A former JPMorgan Chase & Co. gold trader was ordered to serve six months behind bars for a fraud conviction tied to deceptive orders, the last criminal penalty imposed in a years-long spoofing saga at the bank.
(Bloomberg) — A former JPMorgan Chase & Co. gold trader was ordered to serve six months behind bars for a fraud conviction tied to deceptive orders, the last criminal penalty imposed in a years-long spoofing saga at the bank.
Christopher Jordan was sentenced Friday in Chicago by US District Judge Edmond Chang. Jordan was convicted in December for placing deceptive spoofing orders from 2008 to 2010 that witnesses testified were rampant among traders on JPMorgan’s precious-metals desk.
The sentence comes weeks after JPMorgan’s former top gold trader, Gregg Smith, was given a two-year prison term — the stiffest sentence in the US government’s crackdown on questionable trading practices. The desk’s former “boss,” Michael Nowak, got a year behind bars, while two others who pleaded guilty in the case and cooperated with authorities avoided prison.
The JPMorgan cases were the crown jewels of the federal spoofing crackdowns on some major Wall Street banks, including Bank of America Corp., Deutsche Bank AG and Morgan Stanley. JPMorgan agreed in 2020 to pay $920 million to settle allegations brought by the Justice Department. It was the biggest fine by any financial institution accused of market manipulation since the Global Financial Crisis.
Read More: Spoofing Is a Silly Name for Serious Market Rigging: QuickTake
Spoofing has long been known throughout in commodity trading, but it became illegal after the Dodd Frank Act was adopted in 2010. The practice involves placing large buy or sell orders that a trader has no intention of executing that are quickly canceled, but not before they create the false impression of market demand that can move prices.
‘Price Manipulation’
The defense, as part of their case against prison time, argued that Jordan’s actions took place prior to the Dodd-Frank financial law that defined spoofing and made it illegal. The judge rejected this argument.
“There was no need to spell out exactly what spoofing was because price manipulation was barred, and that’s what this is,” the judge said. “This was a very serious offense. You did put out lies into the market in the form of those spoof orders, and the government is correct that market integrity is a paramount value to our economy.”

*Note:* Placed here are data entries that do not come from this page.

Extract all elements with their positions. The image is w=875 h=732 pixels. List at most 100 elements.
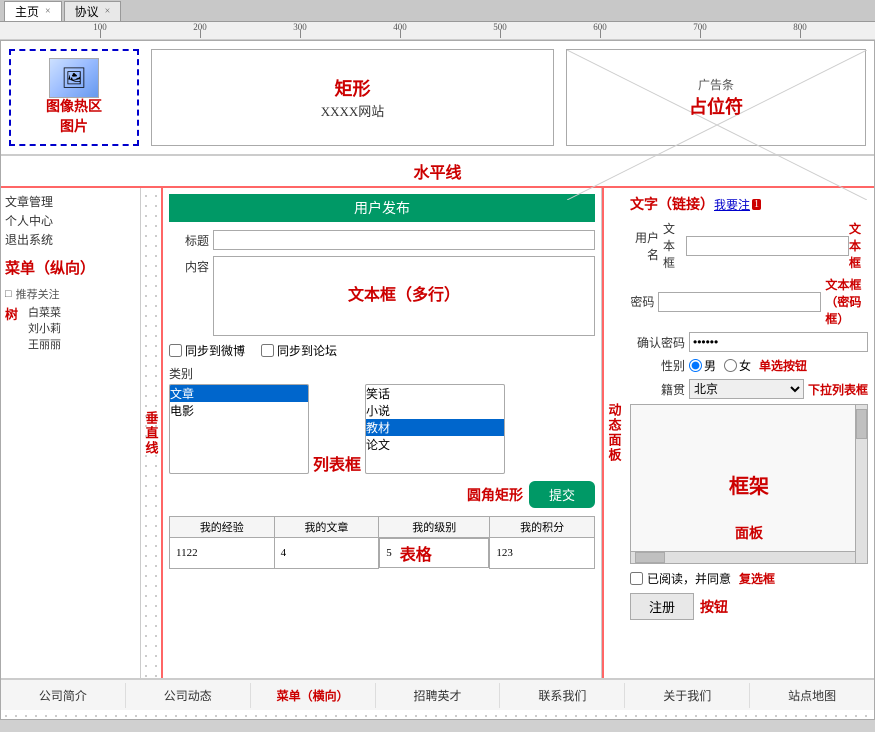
nav-item-about-us[interactable]: 关于我们 [625, 683, 750, 708]
rectangle-label: 矩形 [335, 75, 371, 101]
tab-agreement-close[interactable]: × [105, 6, 111, 17]
left-panel: 文章管理 个人中心 退出系统 菜单（纵向） □ 推荐关注 树 白菜菜 刘小莉 王… [1, 188, 141, 678]
tab-home-label: 主页 [15, 3, 39, 20]
vscroll-thumb[interactable] [856, 409, 867, 439]
option-novel[interactable]: 小说 [366, 402, 504, 419]
ruler-tick-600 [600, 30, 601, 38]
sync-forum-item: 同步到论坛 [261, 342, 337, 359]
region-label: 籍贯 [630, 381, 685, 398]
cell-points: 123 [490, 538, 595, 569]
ad-label: 广告条 [698, 76, 734, 93]
agree-checkbox[interactable] [630, 572, 643, 585]
tree-label: 树 [5, 304, 18, 323]
option-jokes[interactable]: 笑话 [366, 385, 504, 402]
hscroll-thumb[interactable] [635, 552, 665, 563]
ruler-tick-100 [100, 30, 101, 38]
confirm-password-row: 确认密码 [630, 332, 868, 352]
confirm-input[interactable] [689, 332, 868, 352]
option-thesis[interactable]: 论文 [366, 436, 504, 453]
badge: 1 [752, 199, 761, 210]
radio-female-input[interactable] [724, 359, 737, 372]
category-label: 类别 [169, 365, 595, 382]
tab-home-close[interactable]: × [45, 6, 51, 17]
username-input[interactable] [686, 236, 849, 256]
username-sublabel: 文本框 [663, 220, 682, 271]
option-movie[interactable]: 电影 [170, 402, 308, 419]
listbox-left[interactable]: 文章 电影 [169, 384, 309, 474]
nav-item-about[interactable]: 公司简介 [1, 683, 126, 708]
horizontal-line-label: 水平线 [413, 165, 461, 182]
submit-area: 圆角矩形 提交 [169, 481, 595, 508]
password-row: 密码 文本框（密码框） [630, 276, 868, 327]
tree-item-1[interactable]: 白菜菜 [28, 304, 61, 320]
sync-weibo-item: 同步到微博 [169, 342, 245, 359]
register-label: 注册 [649, 600, 675, 615]
tab-agreement[interactable]: 协议 × [64, 1, 122, 21]
image-hotspot-label: 图像热区图片 [46, 98, 102, 137]
nav-item-sitemap[interactable]: 站点地图 [750, 683, 874, 708]
cell-level: 5表格 [379, 538, 489, 568]
cell-experience: 1122 [170, 538, 275, 569]
nav-item-contact[interactable]: 联系我们 [500, 683, 625, 708]
radio-female-label: 女 [739, 357, 751, 374]
sync-weibo-checkbox[interactable] [169, 344, 182, 357]
gender-radio-group: 男 女 单选按钮 [689, 357, 807, 374]
password-label: 密码 [630, 293, 654, 310]
tree-item-3[interactable]: 王丽丽 [28, 336, 61, 352]
bottom-nav: 公司简介 公司动态 菜单（横向） 招聘英才 联系我们 关于我们 站点地图 [1, 678, 874, 710]
sync-forum-label: 同步到论坛 [277, 342, 337, 359]
sync-forum-checkbox[interactable] [261, 344, 274, 357]
tab-bar: 主页 × 协议 × [0, 0, 875, 22]
ruler-tick-300 [300, 30, 301, 38]
right-panel: 文字（链接） 我要注 1 用户名 文本框 文本框 密码 文本框（密码框） 确认密… [624, 188, 874, 678]
menu-vertical: 文章管理 个人中心 退出系统 [5, 192, 136, 249]
table-header-points: 我的积分 [490, 517, 595, 538]
tab-agreement-label: 协议 [75, 3, 99, 20]
content-label: 内容 [169, 256, 209, 275]
ruler-tick-700 [700, 30, 701, 38]
region-select[interactable]: 北京 上海 [689, 379, 804, 399]
placeholder-label: 占位符 [689, 93, 743, 119]
content-row: 内容 文本框（多行） [169, 256, 595, 336]
menu-item-profile[interactable]: 个人中心 [5, 211, 136, 230]
tree-item-2[interactable]: 刘小莉 [28, 320, 61, 336]
frame-scrollbar-h[interactable] [631, 551, 855, 563]
radio-male-input[interactable] [689, 359, 702, 372]
ruler-tick-200 [200, 30, 201, 38]
content-textarea[interactable] [214, 257, 594, 337]
center-panel: 用户发布 标题 内容 文本框（多行） 同步到微博 [163, 188, 602, 678]
radio-male-label: 男 [704, 357, 716, 374]
table-header-level: 我的级别 [379, 517, 490, 538]
ruler-tick-800 [800, 30, 801, 38]
nav-item-menu-h[interactable]: 菜单（横向） [251, 683, 376, 708]
frame-label: 框架 [729, 470, 769, 499]
title-input[interactable] [213, 230, 595, 250]
nav-menu-h-label: 菜单（横向） [277, 689, 349, 703]
table-section: 我的经验 我的文章 我的级别 我的积分 1122 4 5表格 [169, 516, 595, 569]
tree-section-title: 推荐关注 [16, 286, 60, 302]
tab-home[interactable]: 主页 × [4, 1, 62, 21]
frame-scrollbar-v[interactable] [855, 405, 867, 563]
title-label: 标题 [169, 232, 209, 249]
option-article[interactable]: 文章 [170, 385, 308, 402]
listbox-right[interactable]: 笑话 小说 教材 论文 [365, 384, 505, 474]
dropdown-label: 下拉列表框 [808, 381, 868, 398]
option-textbook[interactable]: 教材 [366, 419, 504, 436]
nav-item-recruit[interactable]: 招聘英才 [376, 683, 501, 708]
radio-male: 男 [689, 357, 716, 374]
confirm-label: 确认密码 [630, 334, 685, 351]
password-input[interactable] [658, 292, 821, 312]
register-button[interactable]: 注册 [630, 593, 694, 620]
dynamic-label-col: 动态面板 [602, 188, 624, 678]
listbox-wrapper: 文章 电影 列表框 笑话 小说 教材 论文 [169, 384, 595, 475]
submit-button[interactable]: 提交 [529, 481, 595, 508]
image-thumb [49, 58, 99, 98]
rectangle-area: 矩形 XXXX网站 [151, 49, 554, 146]
table-row: 1122 4 5表格 123 [170, 538, 595, 569]
nav-item-news[interactable]: 公司动态 [126, 683, 251, 708]
menu-item-logout[interactable]: 退出系统 [5, 230, 136, 249]
menu-item-articles[interactable]: 文章管理 [5, 192, 136, 211]
vertical-line-section: 垂直线 [141, 188, 163, 678]
dynamic-label: 动态面板 [605, 403, 624, 463]
agree-text: 已阅读，并同意 [647, 570, 731, 587]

Jordan worked on the JPMorgan precious-metals desk for about three years and then spent a few months in 2010 working for Credit Suisse AG. It was during 2008, 2009 and 2010 that prosecutors alleged Jordan was placing orders to buy and sell precious metals without the intent to execute the trades.
At the center of the case was a meeting between Jordan and an FBI agent in 2018, during which prosecutors argued that Jordan admitted to fraudulent trading. Defense attorneys for Jordan said their client never admitted specifically to spoofing or fraud or any other kind of illegal activity — claims that the FBI agent, Jonathan Luca, confirmed during his testimony on the witness stand.
The government said Smith was the most prolific spoofer on JPMorgan’s powerful global trading desk, which bought and sold gold and silver. Smith clicked his computer mouse so fast to place and cancel orders that colleagues joked he needed to ice his fingers to cool them down, according to testimony at his trial.
Federal jurors in Chicago convicted Smith and Nowak last year after concluding the two had used deceptive trade orders to move precious-metals prices up and down for profit from 2008 to 2016. In earlier trials, two former precious-metals traders at Deutsche Bank and two from Bank of America also were convicted of spoofing. All four got one-year sentences.
During Jordan’s trial in December, his lawyers argued he’d traded “according to the rules as he understood them,” telling jurors to be careful not to apply current standards to his trading from 2008 to 2010.
The case is US v. Smith et al, 19-cr-00669, US District Court, Northern District of Illinois (Chicago).